"СОВЕТСКАЯ РОССИЯ" N 132 (12603), четверг, 14 октября 2004 г.

 

ДЯДЯ ЛЕНЯ

 

60 лет нашей Победы

     Уходят в память деды и отцы,
     Что много строили, страдали и любили.
     Уходят в память славные бойцы,
     Больших дорог упрямые творцы,
     Что даже к звездам двери всем открыли.
     Не забывайте, помните о них,
     В больших полетах мысли смелой
     Не забывайте, помните о них,
     Строителях, защитниках Страны Советов.
     Мы все приходим в этот мир негаданно,
     И уходим из него непрошено.
     И все, что сделано хорошего,
     Оставим тем, кто остается жить.
     Пусть светит солнышко тепло и ласково,
     Пусть будет вечен мир с его земными красками,
     И все, что в мире есть прекрасного,
     Оставим тем, кто остается жить.

     В минуты раздумий о судьбе человека, о родной земле в памяти встают образы тех, давно ушедших в небытие, близких и дорогих людей.

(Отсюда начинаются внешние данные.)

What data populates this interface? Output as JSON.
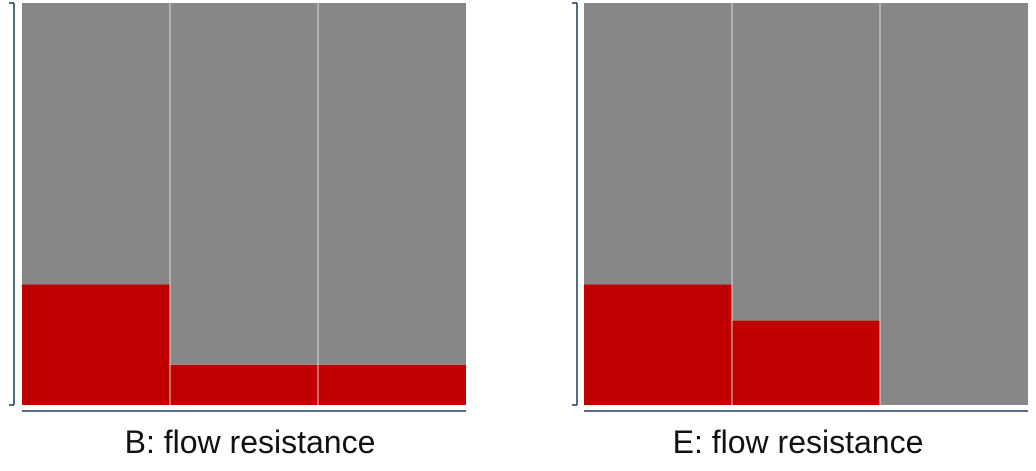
{
  "chart_data": [
    {
      "type": "bar",
      "subtype": "stacked-100-percent",
      "title": "B: flow resistance",
      "categories": [
        "",
        "",
        ""
      ],
      "series": [
        {
          "values": [
            0.3,
            0.1,
            0.1
          ]
        },
        {
          "values": [
            0.7,
            0.9,
            0.9
          ]
        }
      ],
      "ylim": [
        0,
        1
      ],
      "grid": false,
      "colors": [
        "#c00000",
        "#878787"
      ]
    },
    {
      "type": "bar",
      "subtype": "stacked-100-percent",
      "title": "E: flow resistance",
      "categories": [
        "",
        "",
        ""
      ],
      "series": [
        {
          "values": [
            0.3,
            0.21,
            0.0
          ]
        },
        {
          "values": [
            0.7,
            0.79,
            1.0
          ]
        }
      ],
      "ylim": [
        0,
        1
      ],
      "grid": false,
      "colors": [
        "#c00000",
        "#878787"
      ]
    }
  ]
}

     Дядя Леня пришел к нам в семью мужем маминой сестры тети Вари. В день свадьбы на нем была желтая, как огонь, сатиновая рубаха, хлопчатобумажные в полоску штаны. Он пел частушки громче всех и был очень весел — нравилось ему жениться. Тетя Варя — в белой кофточке, коричневой юбке — все время краснела и опускала ресницы, ей почему-то было неловко. А когда ее заставили мести пол, то к венику привязали алую ленту. Она водила веником по полу, на который со звоном сыпались серебряные монеты, которые сваха собирала на поднос. А кто-то догадался даже забить двадцатикопеечные монеты в полено. Наутро сожгли его вместе с другими поленьями в печке.

     Я, моя сестренка и наши подружки смотрели с полатей на свадьбу. Мне почему-то было грустно, даже хотелось плакать из-за того, что на моем будущем дяде желтая рубаха, а не белая в полоску, как у многих из гостей, и что уж очень он громко поет свои частушки. Утром, проснувшись, я свесила голову с полатей — молодые сидели за столом, на дяде Лене была старая черная косоворотка. Оказывается, как я узнала потом, уезжая, один из гостей взял обратно свою желтую рубаху. А через день приехали снова гости и уже взяли у дяди Лени заячью шапку, новые валенки. И он остался «гол как сокол» со своим единственным приданым — старой косовороткой и хлопчатобумажными в полоску штанами, так как он рос беспризорником и не успел еще определиться в жизни.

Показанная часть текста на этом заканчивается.